Doença Renal Crônica e Perda Auditiva

Pesquisadores descobrem link entre doença renal e perda auditiva

Um time de pesquisadores australianos descobriu que adultos em meia-idade que convivam com doença renal crônica têm mais chances de desenvolverem perda auditiva do que aqueles de mesma idade, mas que não convivem com essa doença. O estudo com os resultados da pesquisa foi publicado no American Journal of Kidney Diseases.

Mais de duas mil e novecentas pessoas acima de 50 anos participaram do estudo, sendo que 513 possuíam doença renal crônica. Do total de pessoas que não possuíam a doença, apenas 28% desenvolveram algum tipo de perda auditiva, enquanto que do grupo que convivia com a doença renal crônica, mais de 54% desenvolveram perda auditiva, sendo que 30% mostraram ter perda auditiva severa.

Segundo o autor do estudo, David C. Harris, similaridades funcionais e estruturais entre os tecidos que compõem a orelha interna e os rins podem explicar o link entre a doença renal crônica e a perda auditiva. Harris também afirma que as toxinas que se acumulam quando há falência renal podem prejudicar os nervos, em especial aqueles presentes na orelha interna.

No Brasil, estima-se que haja mais de 2 milhões de casos de doença renal crônica por ano. Essa doença frequentemente apresenta poucos sintomas e sua detecção é feita através de exames de sangue. Em geral, seu desenvolvimento se dá de maneira gradual, sendo que algumas pessoas não apresentam sintomas, sendo diagnosticadas apenas por um exame laboratorial.

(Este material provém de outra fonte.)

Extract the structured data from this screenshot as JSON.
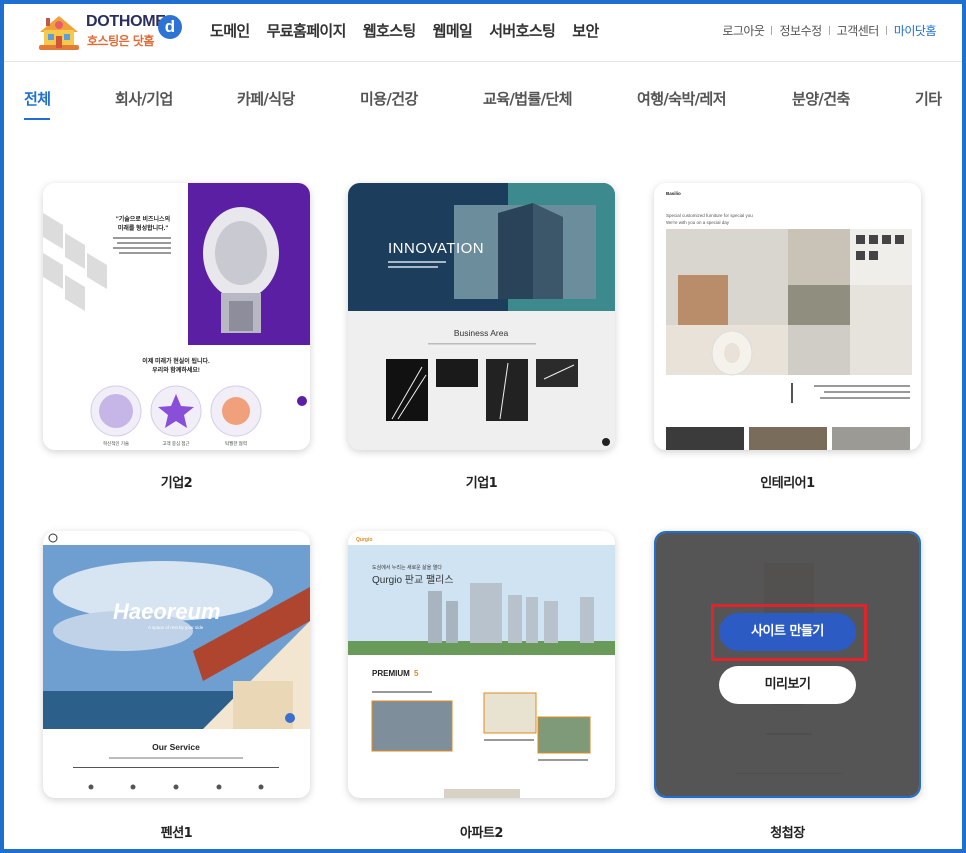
{
  "header": {
    "logo": {
      "brand": "DOTHOME",
      "tagline": "호스팅은 닷홈",
      "badge": "d"
    },
    "nav": [
      "도메인",
      "무료홈페이지",
      "웹호스팅",
      "웹메일",
      "서버호스팅",
      "보안"
    ],
    "util": {
      "logout": "로그아웃",
      "edit_info": "정보수정",
      "support": "고객센터",
      "my_dothome": "마이닷홈"
    }
  },
  "categories": [
    {
      "label": "전체",
      "active": true
    },
    {
      "label": "회사/기업",
      "active": false
    },
    {
      "label": "카페/식당",
      "active": false
    },
    {
      "label": "미용/건강",
      "active": false
    },
    {
      "label": "교육/법률/단체",
      "active": false
    },
    {
      "label": "여행/숙박/레저",
      "active": false
    },
    {
      "label": "분양/건축",
      "active": false
    },
    {
      "label": "기타",
      "active": false
    }
  ],
  "templates": [
    {
      "title": "기업2",
      "thumb": {
        "quote_line1": "\"기술으로 비즈니스의",
        "quote_line2": "미래를 형성합니다.\"",
        "headline_line1": "이제 미래가 현실이 됩니다.",
        "headline_line2": "우리와 함께하세요!",
        "circle_labels": [
          "혁신적인 기술",
          "고객 중심 접근",
          "탁월한 협력"
        ]
      }
    },
    {
      "title": "기업1",
      "thumb": {
        "hero": "INNOVATION",
        "section": "Business Area"
      }
    },
    {
      "title": "인테리어1",
      "thumb": {
        "logo": "Basilio",
        "line1": "Special customized furniture for special you",
        "line2": "We're with you on a special day"
      }
    },
    {
      "title": "펜션1",
      "thumb": {
        "hero": "Haeoreum",
        "sub": "A space of rest by your side",
        "section": "Our Service"
      }
    },
    {
      "title": "아파트2",
      "thumb": {
        "logo": "Qurgio",
        "kicker": "도심에서 누리는 새로운 삶을 열다",
        "hero": "Qurgio 판교 팰리스",
        "section": "PREMIUM",
        "section_num": "5"
      }
    },
    {
      "title": "청첩장",
      "hovered": true,
      "actions": {
        "make": "사이트 만들기",
        "preview": "미리보기"
      }
    }
  ],
  "colors": {
    "accent": "#1f6fd0",
    "make_button": "#2c5bc4",
    "highlight_box": "#e0242b",
    "purple": "#5a1fa3",
    "teal": "#2c7380"
  }
}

Os rins são responsáveis por filtrar resíduos e excesso de líquido do sangue, quando há doença renal crônica, eles são prejudicados e com o tempo começam a falhar, o que faz com que os resíduos se acumulem, o que pode gerar excesso de urina, inchaço, líquido nos pulmões, perda de peso não intencional severa, fadiga, mal-estar, perda de apetite, pressão alta ou distúrbios do equilíbrio hidroeletrolítico (água e eletrólitos) ou soluço. Por se tratar de uma doença crônica, essa situação pode durar anos ou mesmo a vida inteira.


Em casos mais moderados, os medicamentos ajudam a controlar os sintomas, porém em fases mais avançadas, pode ser necessário realizar filtragem do sangue com uma máquina (diálise) ou fazer um transplante. Justamente por esses fatores, o mais indicado é fazer exames de rotina e sempre estar atento para alterações na saúde. Fazer exames auditivos periódicos também é necessário para manter uma saúde de qualidade e se prevenir contra a perda auditiva.